It’s hard to get the most out of your day when you spend the first few hours of it (or more) in a funk. Nobody wins–not you, not your spouse or kids, and not your co-workers (just to name a few victims). There are more triggers to bad moods than there are degrees of bad moods, but there is one thing all bad moods have in common.
They’re something you choose to be in.
By no means am I telling you I’m exempt from them, but I can tell you a great hack I’ve developed and used successfully now for quite some time. It helps stop bad moods from ever showing up, which is the best solution, because once they get going, they can be hard to snap out of.
This is an exercise you can do each morning. I started doing it while brewing my morning tea (which is one of the first things I do every day). In the quiet moment while waiting for the water to boil, I ask myself three consecutive questions (pausing between each to consider).
1. What am I thankful for today?
Yup–good ol’ fashioned gratitude. Easy to overlook when you’re feeling sour, but so incredibly important for casting your day in the best light possible. In fact, research published in January 2018 in the Journal of Positive Psychology directly links gratitude with hope and happiness, while classic research published in the Journal of Personality and Social Psychology from gratitude expert Robert Emmons links gratitude directly with well-being.
Here’s what happens when you stop to consider what you’re thankful for that day: You’ll find something, or maybe even many things. Bad moods are about what you don’t have, what’s going to happen to you, or what you don’t like. Expressing gratitude forces you out of that mode. It starts a positive upward trajectory and can halt a negative downward spiral in its tracks. All it takes is identifying just one thing you’re thankful for to get things going in the right direction.
Think I’m exaggerating? Try it–especially when you’re right in the middle of feeling pissy.
2. Who might I thank today?
Feeling gratitude puts you in a better mood. Expressing it takes your mood up still another notch. I dare you to try feeling bitter right after you’ve taken the time to thank someone for doing, saying, or being something. Pick something small or major to express gratitude to someone for. You’ll find the act of doing so or even thinking about doing so lifts your spirits, because it’s about lifting someone else’s. Sometimes you have to jumpstart other people’s engines to get your own going.
3. What one thing should I be thinking of today?
Bad moods often form and/or sustain themselves in the face of an unfocused, counter-productive start to the day. Clarity and focus require mental energy, which means it’ll be energy not spent on feeling sour. When you ask yourself one thing you should be thinking of that day, it instantly reorients the way you could have muddled into your day.

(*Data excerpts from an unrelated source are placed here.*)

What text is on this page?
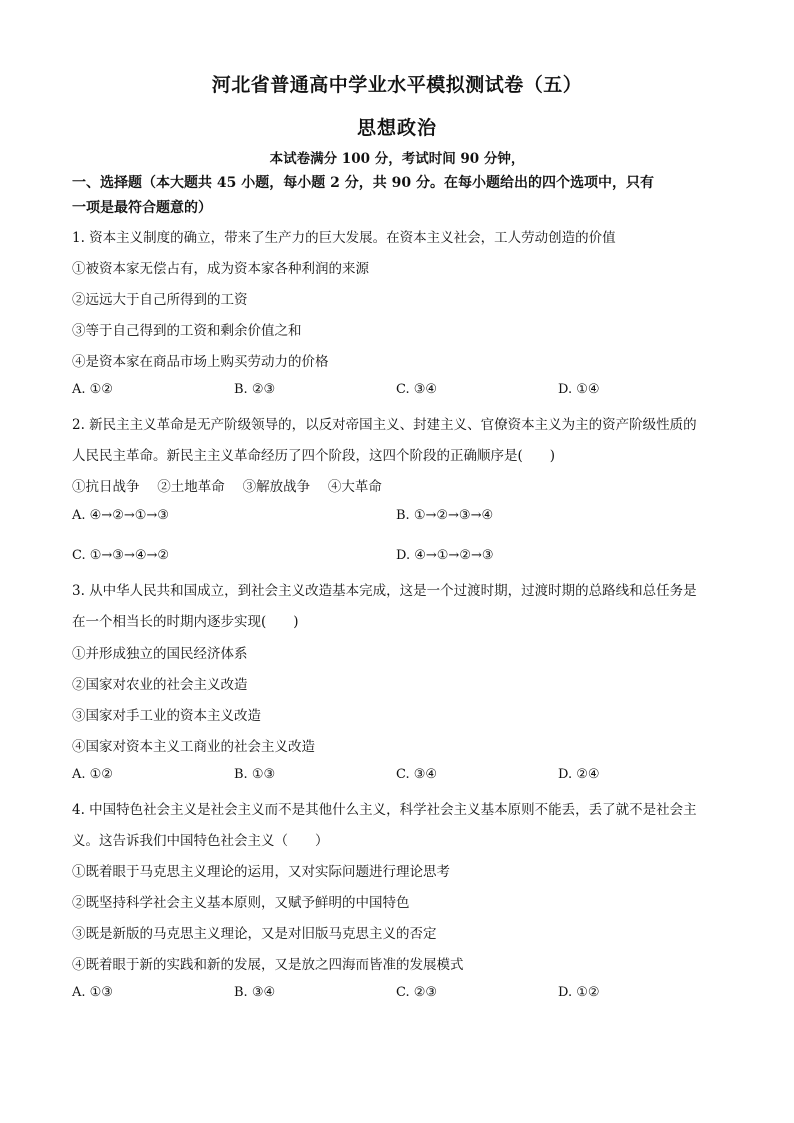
河北省普通高中学业水平模拟测试卷（五）
思想政治
本试卷满分 100 分，考试时间 90 分钟，
一、选择题（本大题共 45 小题，每小题 2 分，共 90 分。在每小题给出的四个选项中，只有
一项是最符合题意的）
1. 资本主义制度的确立，带来了生产力的巨大发展。在资本主义社会，工人劳动创造的价值
①被资本家无偿占有，成为资本家各种利润的来源
②远远大于自己所得到的工资
③等于自己得到的工资和剩余价值之和
④是资本家在商品市场上购买劳动力的价格
A. ①②	B. ②③	C. ③④	D. ①④
2. 新民主主义革命是无产阶级领导的，以反对帝国主义、封建主义、官僚资本主义为主的资产阶级性质的
人民民主革命。新民主主义革命经历了四个阶段，这四个阶段的正确顺序是(　　)
①抗日战争　 ②土地革命　 ③解放战争　 ④大革命
A. ④→②→①→③	B. ①→②→③→④
C. ①→③→④→②	D. ④→①→②→③
3. 从中华人民共和国成立，到社会主义改造基本完成，这是一个过渡时期，过渡时期的总路线和总任务是
在一个相当长的时期内逐步实现(　　)
①并形成独立的国民经济体系
②国家对农业的社会主义改造
③国家对手工业的资本主义改造
④国家对资本主义工商业的社会主义改造
A. ①②	B. ①③	C. ③④	D. ②④
4. 中国特色社会主义是社会主义而不是其他什么主义，科学社会主义基本原则不能丢，丢了就不是社会主
义。这告诉我们中国特色社会主义（　　）
①既着眼于马克思主义理论的运用，又对实际问题进行理论思考
②既坚持科学社会主义基本原则，又赋予鲜明的中国特色
③既是新版的马克思主义理论，又是对旧版马克思主义的否定
④既着眼于新的实践和新的发展，又是放之四海而皆准的发展模式
A. ①③	B. ③④	C. ②③	D. ①②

My experience has been that even if that one thing you need to think of isn’t a great thing, it provides focus and sets you into “getting on with it” mode rather than keeping you in “sulk” mode. And here’s a bonus: After you decide what one thing you should be sure to attend to that day, quickly sketch out the few steps to take to get to it, or the few things to avoid to keep you from getting to it. You’ll find that your brain has already been reset for the day and is more likely to carry on in planning and execution mode. Who has time for negative energy at that point?